Waring has more new students this year than ever before, and the exact number is fifty-one. Some of these new kids come from different cities and towns around the state and some are from as far as Asia and Europe. As the new students are adapting to the new environment at Waring, they have lots of wonderful ideas about their recent experience overall. In addition, the returning students also feel excited about having new friends from different backgrounds.

On September 24th, Waring School had its Convocation, at which new students were presented by returning students and inscribed their name in the book. Before that, Tim Bakland, the Head of School, gave a speech on his warm welcoming of new students. “We have in our 50 new students, an opportunity like never before at Waring. In passing down our own cultural traditions as a school, we are invited to listen more than we ever have, to learn about others’ traditions more deeply, to dialogue, to understand — and occasionally to misunderstand and try once again, as we strive to find shared meaning through conversation.”

There are many new ninth graders, including several from public school. Waring offers them a pleasant way to start high school. As Samuel, a new Group Two member from Salem, says, “I like to be at Waring because I feel safe and chill here. People are willing to listen to me and I can really be myself.” In a similar way, Mason likes Waring a lot because, “teachers are all very nice and willing to help.” He is very comfortable being here and getting along with people at Waring.
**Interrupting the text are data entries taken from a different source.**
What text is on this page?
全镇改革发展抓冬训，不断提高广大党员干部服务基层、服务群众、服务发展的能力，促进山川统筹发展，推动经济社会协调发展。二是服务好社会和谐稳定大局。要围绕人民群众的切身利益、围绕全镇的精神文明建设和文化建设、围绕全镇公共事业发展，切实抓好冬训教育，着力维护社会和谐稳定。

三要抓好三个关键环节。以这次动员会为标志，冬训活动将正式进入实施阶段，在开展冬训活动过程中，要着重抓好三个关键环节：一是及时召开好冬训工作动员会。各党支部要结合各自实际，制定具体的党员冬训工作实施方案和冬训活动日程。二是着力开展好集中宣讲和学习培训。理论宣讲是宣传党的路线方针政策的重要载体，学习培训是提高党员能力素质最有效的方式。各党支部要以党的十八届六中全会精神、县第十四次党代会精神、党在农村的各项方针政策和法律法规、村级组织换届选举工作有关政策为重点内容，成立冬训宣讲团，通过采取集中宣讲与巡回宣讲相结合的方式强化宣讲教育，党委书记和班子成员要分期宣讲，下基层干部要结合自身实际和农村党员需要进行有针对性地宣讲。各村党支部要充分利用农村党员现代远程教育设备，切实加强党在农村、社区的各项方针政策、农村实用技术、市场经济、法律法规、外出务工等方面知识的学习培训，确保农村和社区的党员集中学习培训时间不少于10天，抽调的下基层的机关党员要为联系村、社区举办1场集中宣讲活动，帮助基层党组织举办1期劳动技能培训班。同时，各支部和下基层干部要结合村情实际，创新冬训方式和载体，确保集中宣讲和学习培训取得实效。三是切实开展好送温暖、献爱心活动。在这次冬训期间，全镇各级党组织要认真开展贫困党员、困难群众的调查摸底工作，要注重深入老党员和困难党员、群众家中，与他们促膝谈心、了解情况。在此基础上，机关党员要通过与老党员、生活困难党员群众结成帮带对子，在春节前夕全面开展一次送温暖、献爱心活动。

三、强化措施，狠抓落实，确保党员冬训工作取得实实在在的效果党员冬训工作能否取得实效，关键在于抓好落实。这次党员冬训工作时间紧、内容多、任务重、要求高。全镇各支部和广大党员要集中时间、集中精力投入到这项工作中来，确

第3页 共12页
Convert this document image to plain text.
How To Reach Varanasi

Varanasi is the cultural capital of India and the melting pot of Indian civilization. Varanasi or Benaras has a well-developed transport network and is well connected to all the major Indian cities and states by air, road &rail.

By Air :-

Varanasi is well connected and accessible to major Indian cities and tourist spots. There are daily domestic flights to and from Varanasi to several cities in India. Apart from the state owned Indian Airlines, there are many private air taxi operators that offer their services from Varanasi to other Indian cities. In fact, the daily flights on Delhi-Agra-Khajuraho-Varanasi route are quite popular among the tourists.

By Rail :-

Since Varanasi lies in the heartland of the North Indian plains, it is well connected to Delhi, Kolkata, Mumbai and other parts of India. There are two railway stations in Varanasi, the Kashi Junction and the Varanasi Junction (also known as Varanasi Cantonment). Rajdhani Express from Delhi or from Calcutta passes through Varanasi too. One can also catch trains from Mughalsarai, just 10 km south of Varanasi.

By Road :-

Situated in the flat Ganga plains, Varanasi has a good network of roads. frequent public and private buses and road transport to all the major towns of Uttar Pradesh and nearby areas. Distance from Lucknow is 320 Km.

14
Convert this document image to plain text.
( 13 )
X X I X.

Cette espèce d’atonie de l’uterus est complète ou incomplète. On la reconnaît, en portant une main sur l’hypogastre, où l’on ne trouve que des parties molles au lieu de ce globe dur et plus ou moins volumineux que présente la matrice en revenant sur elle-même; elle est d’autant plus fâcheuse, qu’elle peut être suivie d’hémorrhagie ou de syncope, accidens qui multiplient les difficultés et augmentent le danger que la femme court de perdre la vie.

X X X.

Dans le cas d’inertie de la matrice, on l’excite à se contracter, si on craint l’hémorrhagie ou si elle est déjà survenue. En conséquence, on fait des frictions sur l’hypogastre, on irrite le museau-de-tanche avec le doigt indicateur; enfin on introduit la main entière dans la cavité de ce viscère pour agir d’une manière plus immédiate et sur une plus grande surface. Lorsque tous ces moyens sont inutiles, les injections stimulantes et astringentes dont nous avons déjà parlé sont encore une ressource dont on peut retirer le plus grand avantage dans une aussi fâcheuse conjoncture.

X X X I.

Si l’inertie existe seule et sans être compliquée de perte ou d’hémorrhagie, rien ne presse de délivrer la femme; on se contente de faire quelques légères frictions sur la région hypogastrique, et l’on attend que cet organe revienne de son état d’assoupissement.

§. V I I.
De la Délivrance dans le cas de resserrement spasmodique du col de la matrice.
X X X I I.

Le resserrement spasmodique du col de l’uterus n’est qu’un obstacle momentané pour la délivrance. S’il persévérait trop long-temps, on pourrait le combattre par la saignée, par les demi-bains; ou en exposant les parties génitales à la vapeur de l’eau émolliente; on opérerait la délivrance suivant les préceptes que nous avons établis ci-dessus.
It is also the first year for Waring to get so many new boarding students from all over the world. They all think that Waring is very different from the schools back in their home countries, and they are very glad to be one of the Waring students in the United States. As Peter Zhao, a new ninth grader from China, indicates, “It is a pleasure for me to be at Waring. The small class sizes are really different from what I had in China which made me feel free and more willing to express my thoughts.”  A Group Four Chinese student, Jonesy, says, “I love how everyone treats me so nicely here. People help me to adjust to the new environment, and I feel very thankful for it.”.People came from different countries with different backgrounds, but we gather here at Waring. Ellie, an eleventh grader from Italy, thinks that “being at Waring is going to be an unforgettable experience” for her.

For returning Waring students, these great changes are regarded as very positive and appealing. When they are asked the question, “How do you feel about the new students this year?” they all gave positive answers. Richard replied: “The new students have given us a fresh and bold perspective on our time-tested traditions. I am optimistic about what opportunities they will bring.”